Sometimes things are out of your control and the best things in life can be spoiled by others before you get to have a go. Prime example, Cheryl cole had her pissflaps corrupted by Ashley Cole. I'd still have a go but it just wouldn't be the same knowing that little choc ice had been there first. Enough said
Best leave it there son. As it stands you might just get away with it but I doubt it. Start banging on about wanting to be like George Michael and you're on your own, I'll have to walk away. Take my advice, go buy a couple of bottles of Brut. Drink one and dowse yourself with the other and I do mean 'full bottle' dowse. Then get yourself on a Sunday afternoon session in The Yorkshireman and if you pull a bird of any description you might be let off. Anything less and there will always be doubts in everyone's mind. Now off you go.

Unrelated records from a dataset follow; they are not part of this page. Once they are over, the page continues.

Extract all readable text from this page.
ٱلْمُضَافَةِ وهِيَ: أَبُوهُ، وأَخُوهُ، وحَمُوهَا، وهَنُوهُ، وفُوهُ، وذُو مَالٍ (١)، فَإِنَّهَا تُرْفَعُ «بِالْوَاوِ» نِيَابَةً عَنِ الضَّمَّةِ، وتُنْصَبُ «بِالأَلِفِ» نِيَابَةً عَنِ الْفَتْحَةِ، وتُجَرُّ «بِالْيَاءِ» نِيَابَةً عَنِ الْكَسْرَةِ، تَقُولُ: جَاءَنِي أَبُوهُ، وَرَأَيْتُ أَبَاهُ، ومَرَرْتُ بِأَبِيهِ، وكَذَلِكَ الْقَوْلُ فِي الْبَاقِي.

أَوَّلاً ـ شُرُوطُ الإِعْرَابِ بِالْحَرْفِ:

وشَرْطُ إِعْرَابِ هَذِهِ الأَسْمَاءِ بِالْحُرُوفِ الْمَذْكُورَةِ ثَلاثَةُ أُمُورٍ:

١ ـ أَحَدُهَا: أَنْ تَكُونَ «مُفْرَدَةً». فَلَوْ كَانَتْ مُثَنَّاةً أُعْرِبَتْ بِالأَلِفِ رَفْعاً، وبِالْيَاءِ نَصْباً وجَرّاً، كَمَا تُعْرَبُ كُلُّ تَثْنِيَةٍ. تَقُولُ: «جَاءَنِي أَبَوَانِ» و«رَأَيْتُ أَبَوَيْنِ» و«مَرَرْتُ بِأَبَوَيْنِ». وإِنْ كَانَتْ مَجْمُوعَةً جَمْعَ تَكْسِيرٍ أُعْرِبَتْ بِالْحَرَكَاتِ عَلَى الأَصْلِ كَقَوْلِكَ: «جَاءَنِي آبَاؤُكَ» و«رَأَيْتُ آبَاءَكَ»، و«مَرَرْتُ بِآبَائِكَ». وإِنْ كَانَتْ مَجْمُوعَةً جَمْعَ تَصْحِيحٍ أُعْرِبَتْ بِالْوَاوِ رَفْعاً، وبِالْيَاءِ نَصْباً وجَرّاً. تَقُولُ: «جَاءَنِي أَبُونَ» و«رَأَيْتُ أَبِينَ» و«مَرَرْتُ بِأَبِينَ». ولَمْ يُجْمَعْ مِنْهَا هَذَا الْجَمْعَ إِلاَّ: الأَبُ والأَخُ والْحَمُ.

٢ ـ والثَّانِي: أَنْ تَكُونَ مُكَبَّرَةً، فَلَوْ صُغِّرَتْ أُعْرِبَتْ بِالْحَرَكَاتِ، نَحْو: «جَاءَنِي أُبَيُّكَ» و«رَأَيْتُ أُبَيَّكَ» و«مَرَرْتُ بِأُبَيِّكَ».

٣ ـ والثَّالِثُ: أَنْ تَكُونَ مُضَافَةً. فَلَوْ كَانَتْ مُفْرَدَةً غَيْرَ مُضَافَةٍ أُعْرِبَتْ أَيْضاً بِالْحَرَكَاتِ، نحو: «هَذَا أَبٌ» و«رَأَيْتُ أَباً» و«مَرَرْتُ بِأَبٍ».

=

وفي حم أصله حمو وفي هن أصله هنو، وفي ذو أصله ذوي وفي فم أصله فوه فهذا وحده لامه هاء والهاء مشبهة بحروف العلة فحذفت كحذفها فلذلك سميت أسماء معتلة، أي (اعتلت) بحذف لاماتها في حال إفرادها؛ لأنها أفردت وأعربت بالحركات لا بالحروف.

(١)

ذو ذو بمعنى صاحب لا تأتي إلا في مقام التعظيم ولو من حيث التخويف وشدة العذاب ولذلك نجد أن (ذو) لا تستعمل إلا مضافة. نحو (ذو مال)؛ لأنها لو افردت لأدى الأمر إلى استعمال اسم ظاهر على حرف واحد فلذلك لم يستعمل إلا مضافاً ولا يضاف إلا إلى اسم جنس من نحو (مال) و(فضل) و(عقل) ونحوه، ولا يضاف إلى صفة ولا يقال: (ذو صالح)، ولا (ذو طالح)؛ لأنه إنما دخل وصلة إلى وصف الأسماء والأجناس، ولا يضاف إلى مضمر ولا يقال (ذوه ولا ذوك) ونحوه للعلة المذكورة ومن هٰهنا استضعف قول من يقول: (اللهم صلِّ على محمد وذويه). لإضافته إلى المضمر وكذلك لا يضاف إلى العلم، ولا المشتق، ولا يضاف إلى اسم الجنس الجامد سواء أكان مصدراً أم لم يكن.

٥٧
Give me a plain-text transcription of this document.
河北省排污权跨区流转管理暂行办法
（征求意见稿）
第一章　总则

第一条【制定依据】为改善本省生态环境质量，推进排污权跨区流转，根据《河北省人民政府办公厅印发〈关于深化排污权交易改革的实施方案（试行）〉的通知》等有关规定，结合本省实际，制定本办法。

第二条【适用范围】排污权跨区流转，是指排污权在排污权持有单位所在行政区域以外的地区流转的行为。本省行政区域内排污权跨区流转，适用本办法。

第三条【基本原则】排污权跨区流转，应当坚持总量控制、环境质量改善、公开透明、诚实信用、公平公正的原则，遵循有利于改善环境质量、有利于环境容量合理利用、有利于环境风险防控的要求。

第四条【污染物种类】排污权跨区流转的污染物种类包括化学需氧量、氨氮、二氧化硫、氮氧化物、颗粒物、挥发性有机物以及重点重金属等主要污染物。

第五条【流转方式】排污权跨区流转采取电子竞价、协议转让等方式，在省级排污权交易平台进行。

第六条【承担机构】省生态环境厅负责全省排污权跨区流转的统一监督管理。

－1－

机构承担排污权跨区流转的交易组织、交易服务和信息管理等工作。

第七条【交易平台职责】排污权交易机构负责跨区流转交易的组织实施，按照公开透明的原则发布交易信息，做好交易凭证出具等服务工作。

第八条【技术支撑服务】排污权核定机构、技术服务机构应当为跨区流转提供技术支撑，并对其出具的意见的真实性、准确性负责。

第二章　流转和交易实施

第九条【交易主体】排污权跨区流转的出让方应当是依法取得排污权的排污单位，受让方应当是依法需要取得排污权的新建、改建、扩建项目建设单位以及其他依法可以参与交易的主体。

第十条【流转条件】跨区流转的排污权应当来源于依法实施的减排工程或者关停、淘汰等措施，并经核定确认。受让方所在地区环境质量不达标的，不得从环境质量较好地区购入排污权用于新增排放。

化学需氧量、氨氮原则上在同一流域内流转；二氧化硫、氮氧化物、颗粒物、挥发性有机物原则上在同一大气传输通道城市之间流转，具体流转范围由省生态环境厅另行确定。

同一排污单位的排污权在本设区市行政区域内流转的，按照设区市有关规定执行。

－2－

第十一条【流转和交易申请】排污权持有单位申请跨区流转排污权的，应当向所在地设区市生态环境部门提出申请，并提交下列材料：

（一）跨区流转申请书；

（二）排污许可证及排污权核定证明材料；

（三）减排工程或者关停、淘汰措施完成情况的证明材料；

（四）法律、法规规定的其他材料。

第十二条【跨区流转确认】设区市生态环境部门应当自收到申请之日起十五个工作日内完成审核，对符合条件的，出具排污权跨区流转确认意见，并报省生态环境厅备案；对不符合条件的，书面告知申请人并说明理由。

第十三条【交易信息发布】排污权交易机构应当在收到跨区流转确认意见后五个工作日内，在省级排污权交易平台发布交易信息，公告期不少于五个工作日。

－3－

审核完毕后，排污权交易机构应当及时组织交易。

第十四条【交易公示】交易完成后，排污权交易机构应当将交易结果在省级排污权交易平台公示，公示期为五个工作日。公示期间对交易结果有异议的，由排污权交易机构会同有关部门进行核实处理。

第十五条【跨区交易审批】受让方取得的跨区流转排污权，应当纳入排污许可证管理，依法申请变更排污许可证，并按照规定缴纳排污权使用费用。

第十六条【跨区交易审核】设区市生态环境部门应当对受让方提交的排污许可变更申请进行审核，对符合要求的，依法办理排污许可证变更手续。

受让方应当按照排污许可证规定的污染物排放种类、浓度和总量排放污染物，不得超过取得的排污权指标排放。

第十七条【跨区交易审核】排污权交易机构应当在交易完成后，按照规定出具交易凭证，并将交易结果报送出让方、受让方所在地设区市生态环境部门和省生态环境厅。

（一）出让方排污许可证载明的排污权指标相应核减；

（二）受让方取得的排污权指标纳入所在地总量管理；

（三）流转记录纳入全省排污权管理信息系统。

Clappy, you'll be telling us moisturise next. Take carmine's advice, splash the brut, undo your shirt and you too can emulate the bronze Adonis
No one could get close, nowhere ****ing near. Magnum PI was going to be adapted for the UK market you know. Beaton was nailed for the lead role and it wasn't just because he was from Coventry, which was where it was going to be filmed. FACTLET. I've never seen a better specimen of an alpha male.
Happy mate,tell me,how did you...you know...feel inside,when you saw George and that Andrew Ridgely type,dancing around in little white shorts on Totp ? Didn't that say say anything to you ?
Hope you have a trouble free move back John and if you do make it to the gig please come and say hello! I'll be the one in the band smelling of Brut...LOL!
Get to **** Mel. Next you'll be telling me Blue Stratos or even Tabac was better than Brut!!! Hai Karate was rather splendid though.